Toutefois, le gouvernement n'était pas convaincu qu'il restait dans l'île assez de bois de pulpe pour alimenter une troisième papeterie. Dans la région de Come By Chance, en particulier, de vastes territoires de premier ordre avaient été dévastés par des feux de forêt et le bois qui subsistait poussait en terrain accidenté, ce qui rendait son transport trop coûteux. En 1953, se jugeant mal renseigné sur les ressources forestières de la province, le gouvernement a créé une commission royale sur la foresterie, en partie pour évaluer la viabilité d'une troisième usine. Le rapport de cette commission, publié en 1958, a conclu que l'île pouvait faire vivre une troisième papeterie, mais seulement si les deux papetières existantes, Bowater et Abitibi-Price, qui se partageaient les droits de coupe sur 60 p. 100 des meilleures forêts de l'île, se concertaient pour rationaliser les ressources. Or, aucune des deux compagnies ne s'est montrée intéressée à ce genre d'arrangement.
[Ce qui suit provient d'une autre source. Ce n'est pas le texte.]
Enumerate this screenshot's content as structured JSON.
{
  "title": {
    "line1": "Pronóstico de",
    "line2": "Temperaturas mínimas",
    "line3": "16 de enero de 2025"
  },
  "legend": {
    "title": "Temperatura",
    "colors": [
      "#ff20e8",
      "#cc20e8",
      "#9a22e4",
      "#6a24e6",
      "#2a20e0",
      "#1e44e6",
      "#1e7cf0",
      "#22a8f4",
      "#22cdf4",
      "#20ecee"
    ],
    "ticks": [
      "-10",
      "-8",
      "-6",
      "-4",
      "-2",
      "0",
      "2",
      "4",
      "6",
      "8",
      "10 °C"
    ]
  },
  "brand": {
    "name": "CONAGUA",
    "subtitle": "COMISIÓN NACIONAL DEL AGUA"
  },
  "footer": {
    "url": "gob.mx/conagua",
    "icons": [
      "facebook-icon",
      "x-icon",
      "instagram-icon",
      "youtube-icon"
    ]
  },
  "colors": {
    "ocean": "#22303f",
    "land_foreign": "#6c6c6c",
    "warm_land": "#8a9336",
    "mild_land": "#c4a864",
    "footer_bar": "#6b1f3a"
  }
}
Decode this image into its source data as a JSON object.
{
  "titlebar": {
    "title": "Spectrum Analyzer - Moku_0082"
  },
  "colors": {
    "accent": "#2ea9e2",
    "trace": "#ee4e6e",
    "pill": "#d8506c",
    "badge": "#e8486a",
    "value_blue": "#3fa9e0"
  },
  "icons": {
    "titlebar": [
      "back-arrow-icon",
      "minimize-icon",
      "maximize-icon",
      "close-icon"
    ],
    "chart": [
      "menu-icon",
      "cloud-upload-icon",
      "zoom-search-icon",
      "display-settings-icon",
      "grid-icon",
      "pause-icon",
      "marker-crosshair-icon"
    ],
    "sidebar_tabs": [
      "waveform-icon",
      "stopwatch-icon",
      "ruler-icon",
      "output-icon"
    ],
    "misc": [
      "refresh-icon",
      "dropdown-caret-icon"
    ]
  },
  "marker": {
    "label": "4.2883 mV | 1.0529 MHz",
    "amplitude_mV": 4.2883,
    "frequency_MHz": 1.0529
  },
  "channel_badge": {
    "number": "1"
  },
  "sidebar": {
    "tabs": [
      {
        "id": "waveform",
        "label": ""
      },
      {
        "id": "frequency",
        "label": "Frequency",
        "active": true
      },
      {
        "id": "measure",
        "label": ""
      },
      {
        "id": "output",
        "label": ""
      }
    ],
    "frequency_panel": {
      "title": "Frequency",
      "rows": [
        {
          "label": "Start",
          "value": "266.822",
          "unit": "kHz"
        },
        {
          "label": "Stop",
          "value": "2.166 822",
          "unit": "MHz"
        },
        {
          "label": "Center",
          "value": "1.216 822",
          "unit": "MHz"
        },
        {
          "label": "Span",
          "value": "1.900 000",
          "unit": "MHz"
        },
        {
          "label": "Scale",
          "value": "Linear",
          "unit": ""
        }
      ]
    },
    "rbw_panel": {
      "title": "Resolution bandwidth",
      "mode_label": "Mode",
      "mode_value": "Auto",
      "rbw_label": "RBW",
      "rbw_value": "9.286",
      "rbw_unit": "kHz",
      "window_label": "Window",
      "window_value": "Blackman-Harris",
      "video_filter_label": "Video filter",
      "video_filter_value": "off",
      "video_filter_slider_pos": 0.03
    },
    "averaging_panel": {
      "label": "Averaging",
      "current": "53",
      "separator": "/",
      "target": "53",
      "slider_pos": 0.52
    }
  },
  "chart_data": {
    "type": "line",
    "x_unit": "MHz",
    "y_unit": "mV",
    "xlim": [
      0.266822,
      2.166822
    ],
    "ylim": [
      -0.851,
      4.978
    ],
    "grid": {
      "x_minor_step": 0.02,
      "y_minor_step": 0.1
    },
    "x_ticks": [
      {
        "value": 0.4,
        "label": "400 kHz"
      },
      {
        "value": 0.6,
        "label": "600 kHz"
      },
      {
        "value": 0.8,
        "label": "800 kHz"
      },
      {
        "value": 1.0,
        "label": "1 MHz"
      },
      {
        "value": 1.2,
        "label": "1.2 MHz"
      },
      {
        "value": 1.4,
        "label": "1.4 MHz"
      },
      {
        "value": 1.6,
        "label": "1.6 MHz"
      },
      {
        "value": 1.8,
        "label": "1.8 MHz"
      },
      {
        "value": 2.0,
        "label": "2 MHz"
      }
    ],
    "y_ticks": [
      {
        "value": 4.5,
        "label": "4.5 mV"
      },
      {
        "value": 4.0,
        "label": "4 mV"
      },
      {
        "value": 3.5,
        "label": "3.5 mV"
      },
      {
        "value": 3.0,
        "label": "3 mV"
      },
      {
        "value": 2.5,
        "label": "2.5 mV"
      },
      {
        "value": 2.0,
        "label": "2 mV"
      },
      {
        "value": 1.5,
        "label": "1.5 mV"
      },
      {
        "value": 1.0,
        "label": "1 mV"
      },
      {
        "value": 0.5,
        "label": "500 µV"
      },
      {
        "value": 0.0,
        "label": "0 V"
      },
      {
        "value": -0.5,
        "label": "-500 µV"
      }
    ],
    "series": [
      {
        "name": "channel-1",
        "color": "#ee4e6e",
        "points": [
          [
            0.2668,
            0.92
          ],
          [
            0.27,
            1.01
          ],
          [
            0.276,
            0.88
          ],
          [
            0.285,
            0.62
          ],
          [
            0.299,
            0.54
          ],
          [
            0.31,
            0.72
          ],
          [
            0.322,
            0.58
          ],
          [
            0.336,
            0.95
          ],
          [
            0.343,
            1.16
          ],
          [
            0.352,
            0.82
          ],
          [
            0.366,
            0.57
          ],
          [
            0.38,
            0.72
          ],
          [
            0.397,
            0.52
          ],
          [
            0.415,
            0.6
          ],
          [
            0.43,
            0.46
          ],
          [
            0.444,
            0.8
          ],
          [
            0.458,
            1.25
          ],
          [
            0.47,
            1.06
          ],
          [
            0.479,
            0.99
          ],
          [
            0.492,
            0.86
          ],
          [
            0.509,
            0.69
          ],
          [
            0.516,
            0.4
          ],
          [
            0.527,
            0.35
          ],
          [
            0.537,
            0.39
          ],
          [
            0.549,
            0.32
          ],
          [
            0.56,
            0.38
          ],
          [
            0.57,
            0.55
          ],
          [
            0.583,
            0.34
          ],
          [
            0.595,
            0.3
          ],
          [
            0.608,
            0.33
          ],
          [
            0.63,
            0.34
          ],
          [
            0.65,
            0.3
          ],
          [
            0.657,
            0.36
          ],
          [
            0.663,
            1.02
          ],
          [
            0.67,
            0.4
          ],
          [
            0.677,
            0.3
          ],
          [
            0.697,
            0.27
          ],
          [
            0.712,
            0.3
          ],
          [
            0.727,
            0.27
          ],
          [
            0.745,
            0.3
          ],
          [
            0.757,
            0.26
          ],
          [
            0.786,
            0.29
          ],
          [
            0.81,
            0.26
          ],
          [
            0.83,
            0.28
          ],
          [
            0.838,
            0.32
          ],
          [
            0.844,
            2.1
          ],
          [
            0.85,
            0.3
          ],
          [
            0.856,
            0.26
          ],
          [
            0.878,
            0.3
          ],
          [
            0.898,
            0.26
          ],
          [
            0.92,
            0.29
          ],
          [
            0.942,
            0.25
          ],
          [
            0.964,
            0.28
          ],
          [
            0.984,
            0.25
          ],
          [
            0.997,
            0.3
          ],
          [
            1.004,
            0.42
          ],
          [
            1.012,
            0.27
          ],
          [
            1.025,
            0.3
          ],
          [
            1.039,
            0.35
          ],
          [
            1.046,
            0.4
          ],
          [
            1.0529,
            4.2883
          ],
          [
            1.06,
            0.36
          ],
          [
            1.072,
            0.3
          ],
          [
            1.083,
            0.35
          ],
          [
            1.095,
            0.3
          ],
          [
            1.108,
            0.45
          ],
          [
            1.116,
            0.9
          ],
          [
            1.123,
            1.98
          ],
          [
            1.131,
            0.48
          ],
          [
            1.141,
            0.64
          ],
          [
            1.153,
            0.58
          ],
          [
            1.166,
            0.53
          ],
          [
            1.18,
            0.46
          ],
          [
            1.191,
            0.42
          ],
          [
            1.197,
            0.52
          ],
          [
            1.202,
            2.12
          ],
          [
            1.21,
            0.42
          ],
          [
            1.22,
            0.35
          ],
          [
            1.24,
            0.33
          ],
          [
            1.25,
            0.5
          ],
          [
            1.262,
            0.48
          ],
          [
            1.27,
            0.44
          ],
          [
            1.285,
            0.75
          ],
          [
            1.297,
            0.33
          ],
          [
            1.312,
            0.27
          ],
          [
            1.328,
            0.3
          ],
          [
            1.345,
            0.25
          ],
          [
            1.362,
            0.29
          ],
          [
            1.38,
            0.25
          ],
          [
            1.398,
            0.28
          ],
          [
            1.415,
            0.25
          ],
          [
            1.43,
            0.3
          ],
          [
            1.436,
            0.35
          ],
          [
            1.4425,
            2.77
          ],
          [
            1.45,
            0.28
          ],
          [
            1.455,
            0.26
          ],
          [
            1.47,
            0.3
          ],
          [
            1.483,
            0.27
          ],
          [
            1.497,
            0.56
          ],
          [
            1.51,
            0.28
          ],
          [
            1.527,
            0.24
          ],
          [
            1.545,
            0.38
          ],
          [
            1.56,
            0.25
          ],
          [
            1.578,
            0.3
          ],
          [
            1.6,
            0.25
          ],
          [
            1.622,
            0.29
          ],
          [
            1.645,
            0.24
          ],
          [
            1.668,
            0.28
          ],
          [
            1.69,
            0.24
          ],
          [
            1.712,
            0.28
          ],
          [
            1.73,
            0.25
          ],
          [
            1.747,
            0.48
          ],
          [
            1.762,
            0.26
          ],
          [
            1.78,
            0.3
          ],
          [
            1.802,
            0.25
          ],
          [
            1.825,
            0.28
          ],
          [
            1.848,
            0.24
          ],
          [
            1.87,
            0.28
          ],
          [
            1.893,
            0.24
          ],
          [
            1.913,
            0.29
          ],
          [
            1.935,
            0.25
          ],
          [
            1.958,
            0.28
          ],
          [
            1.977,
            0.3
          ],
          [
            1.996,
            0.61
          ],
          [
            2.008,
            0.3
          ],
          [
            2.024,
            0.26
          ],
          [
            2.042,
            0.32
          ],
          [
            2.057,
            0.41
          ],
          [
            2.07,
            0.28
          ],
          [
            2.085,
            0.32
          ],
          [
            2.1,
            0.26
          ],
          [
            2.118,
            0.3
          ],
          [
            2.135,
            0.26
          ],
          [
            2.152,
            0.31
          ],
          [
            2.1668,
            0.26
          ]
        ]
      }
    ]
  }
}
Smallwood était déçu, mais le Labrador avait toujours été le choix logique pour la troisième papeterie. La région du lac Melville, adjacente à Goose Bay, était « une succession de collines et de vallées verdoyantes, tapissées de millions de cordes d'épinettes noires et d'autres espèces, certains arbres étant plus gros que tout ce qu'on voyait dans l'île de Terre-Neuve, et de qualité supérieure. » (Rowe, p. 22). Ceci dit, ce bois pouvait-il être récolté de façon économique? En définitive, la réponse serait négative : le lac Melville et le bras Hamilton, qui se jettent dans la mer du Labrador, sont gelés plus de la moitié de l'année, ce qui aurait empêché les navires d'avoir accès aux produits de l'usine; il aurait aussi été ruineux d'entreposer les produits au Labrador jusqu'à la fonte des glaces au printemps. Le Labrador regorge peut-être de bois, mais présente aussi plusieurs inconvénients. La décision éventuelle d'alimenter, de bois exporté du Labrador, une fabrique de carton doublure établie dans l'île aura contribué à son échec.

Une entreprise commune

Smallwood n'était pas le seul à rêver d'une troisième papeterie : l'industriel John C. Doyle planifiait lui aussi l'établissement au Labrador d'une usine de pâte, de papier ou de carton doublure. Smallwood et Doyle se sont entendus pour que la troisième papeterie soit une fabrique de carton doublure. Très populaire jusqu'au milieu des années 1970, ce type de carton se détaillait en Europe à près de 500 $ la tonne en 1974. Des prix similaires étaient rapportés en Afrique du Nord et en Afrique occidentale, et des prix plus favorables encore au Moyen-Orient. Doyle, propriétaire de Canadian Javelin Ltd. et principal actionnaire de NALCO, détenait les droits de coupe sur de vastes bandes de forêt au Labrador. La fabrique de carton doublure serait alimentée depuis le Labrador au rythme de 800 000 cordes par an : 300 000 de ces cordes seraient destinées à l'exportation et le reste alimenteraient la fabrique de carton. Le bois devrait être expédié en copeaux de Goose Bay à l'île, mais Smallwood supposait que si d'autres compagnies jugeaient rentable de couper le bois et de l'expédier par bateau, l'usine de carton doublure y trouverait aussi son compte.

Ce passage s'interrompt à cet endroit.